Rational and Objectives

To investigate the effect of the Joint Photographic Experts Group (JPEG2000) 30:1 and 60:1 lossy compression on the detection of cranial vault fractures when compared to JPEG2000 lossless compression.

Materials and Methods

Fifty cranial computed tomography (CT) images were processed with three different level of JPEG2000 compression (lossless, 30:1 lossy, and 60:1 lossy) creating three sets of images. These were presented to five musculoskeletal specialists and five neuroradiologists. Each reader read at two of the three compression levels. Twenty-two cases contained a single fracture; the remaining 28 cases contained no fractures. Observers were asked to identify the presence or absence of a fracture, to locate its site, and rate their degree of confidence. Receiver operating characteristic (ROC), jackknife free-response receiver operating characteristic (JAFROC) and the Dorfman-Berbaum-Metz multiple reader multiple case (DBM-MRMC) analyses were used to explore differences between the lossless and lossy compressed images.

Results

JPEG2000 lossless and 30:1 lossy compression demonstrated no significant difference in their performance with JAFROC and DBM-MRMC analysis ( P < .416); however, JPEG2000 30:1 lossy compression demonstrated significantly better performance than 60:1 lossy compression ( P < .016). A significant increase in misplaced confidence ratings was also seen with 60:1 ( P < .037) over 30:1 lossy and lossless compression.

Conclusion

JPEG2000 60:1 compression degrades the detection of skull fractures significantly while increasing the confidence with which readers rate fractures compared with 30:1 lossy and lossless compression. JPEG2000 30:1 lossy compression does not significantly change performance when compared to JPEG2000 lossless for the detection of skull fractures on CT.

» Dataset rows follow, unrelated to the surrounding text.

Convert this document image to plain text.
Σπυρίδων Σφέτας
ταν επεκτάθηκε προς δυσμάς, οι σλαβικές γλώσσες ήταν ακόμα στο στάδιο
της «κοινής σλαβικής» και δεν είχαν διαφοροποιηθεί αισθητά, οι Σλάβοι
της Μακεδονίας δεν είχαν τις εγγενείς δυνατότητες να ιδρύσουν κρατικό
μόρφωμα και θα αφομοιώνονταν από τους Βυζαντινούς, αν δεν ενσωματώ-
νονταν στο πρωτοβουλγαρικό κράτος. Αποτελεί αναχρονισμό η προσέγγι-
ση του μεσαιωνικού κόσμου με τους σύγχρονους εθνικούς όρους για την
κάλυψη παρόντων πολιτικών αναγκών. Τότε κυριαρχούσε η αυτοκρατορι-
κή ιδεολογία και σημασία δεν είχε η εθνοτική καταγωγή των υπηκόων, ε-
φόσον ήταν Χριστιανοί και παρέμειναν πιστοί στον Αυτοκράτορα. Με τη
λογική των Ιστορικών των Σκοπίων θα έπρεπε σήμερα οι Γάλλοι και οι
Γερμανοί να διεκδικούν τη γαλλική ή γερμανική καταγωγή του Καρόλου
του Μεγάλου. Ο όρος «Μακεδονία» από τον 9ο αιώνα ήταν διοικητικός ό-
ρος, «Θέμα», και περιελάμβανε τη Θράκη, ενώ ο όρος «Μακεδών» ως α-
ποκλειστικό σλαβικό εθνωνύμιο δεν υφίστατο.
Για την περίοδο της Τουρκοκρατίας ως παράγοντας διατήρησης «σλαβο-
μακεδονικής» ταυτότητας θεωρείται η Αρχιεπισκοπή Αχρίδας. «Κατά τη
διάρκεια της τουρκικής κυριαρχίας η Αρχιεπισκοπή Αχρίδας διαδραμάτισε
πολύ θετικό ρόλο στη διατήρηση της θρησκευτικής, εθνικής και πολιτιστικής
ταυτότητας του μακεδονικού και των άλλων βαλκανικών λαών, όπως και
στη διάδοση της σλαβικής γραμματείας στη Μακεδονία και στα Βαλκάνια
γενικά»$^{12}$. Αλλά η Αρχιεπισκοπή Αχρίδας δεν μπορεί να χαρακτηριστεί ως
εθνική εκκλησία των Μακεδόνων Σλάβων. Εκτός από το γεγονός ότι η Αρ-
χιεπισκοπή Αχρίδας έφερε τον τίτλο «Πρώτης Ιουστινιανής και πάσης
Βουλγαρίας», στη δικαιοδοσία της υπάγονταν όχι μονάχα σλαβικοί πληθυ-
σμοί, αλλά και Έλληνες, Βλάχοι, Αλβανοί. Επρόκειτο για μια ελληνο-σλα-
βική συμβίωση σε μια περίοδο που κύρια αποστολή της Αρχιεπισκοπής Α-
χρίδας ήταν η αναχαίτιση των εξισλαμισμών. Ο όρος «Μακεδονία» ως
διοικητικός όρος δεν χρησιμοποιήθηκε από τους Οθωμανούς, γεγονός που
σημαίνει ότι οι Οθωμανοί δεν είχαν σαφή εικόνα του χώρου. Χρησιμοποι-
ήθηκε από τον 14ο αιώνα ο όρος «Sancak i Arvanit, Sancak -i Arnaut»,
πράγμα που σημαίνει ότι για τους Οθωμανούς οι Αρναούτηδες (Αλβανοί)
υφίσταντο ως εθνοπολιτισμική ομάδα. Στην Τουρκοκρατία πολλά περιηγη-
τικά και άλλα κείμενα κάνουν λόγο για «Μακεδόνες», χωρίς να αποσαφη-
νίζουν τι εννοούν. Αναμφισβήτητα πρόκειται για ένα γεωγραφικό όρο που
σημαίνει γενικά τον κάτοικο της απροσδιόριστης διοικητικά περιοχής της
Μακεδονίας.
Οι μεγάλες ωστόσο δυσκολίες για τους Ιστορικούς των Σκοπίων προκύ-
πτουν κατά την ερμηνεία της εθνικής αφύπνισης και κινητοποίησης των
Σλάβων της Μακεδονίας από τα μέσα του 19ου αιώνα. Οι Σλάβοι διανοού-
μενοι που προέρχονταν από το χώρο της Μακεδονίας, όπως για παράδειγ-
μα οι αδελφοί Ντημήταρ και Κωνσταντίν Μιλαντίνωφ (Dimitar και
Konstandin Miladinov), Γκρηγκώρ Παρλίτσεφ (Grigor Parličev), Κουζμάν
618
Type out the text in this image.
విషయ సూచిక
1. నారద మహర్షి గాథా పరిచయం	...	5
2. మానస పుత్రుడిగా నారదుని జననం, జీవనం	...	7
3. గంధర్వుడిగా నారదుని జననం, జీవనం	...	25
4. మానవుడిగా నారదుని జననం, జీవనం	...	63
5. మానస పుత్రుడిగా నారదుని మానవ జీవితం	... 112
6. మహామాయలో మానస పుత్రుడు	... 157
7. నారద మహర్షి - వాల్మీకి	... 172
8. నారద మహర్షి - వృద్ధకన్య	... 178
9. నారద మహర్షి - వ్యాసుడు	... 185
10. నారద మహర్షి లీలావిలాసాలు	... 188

Increasing volumes of data generated by medical imaging is a problem for image storage, management, transmission, and display . Data compression is a possible solution to this problem but it has limitations. Compression can be performed in a lossless, reversible manner, where no information is lost. However, this only allows a 2:1 to 3:1 reduction in data size for medical images . On the other hand, compressing in a lossy, irreversible manner allows much higher levels of compression, but some information has to be discarded. At lower levels of compression, much of the discarded information is high-frequency uncorrelated noise, and image degradation is imperceptible to the human eye . At higher levels of compression, perceptible changes occur, though the image may still be acceptable for diagnostic use. The current study investigates how much compression can be tolerated in skull computed tomography (CT) before the diagnostic quality for detection of fractures is affected.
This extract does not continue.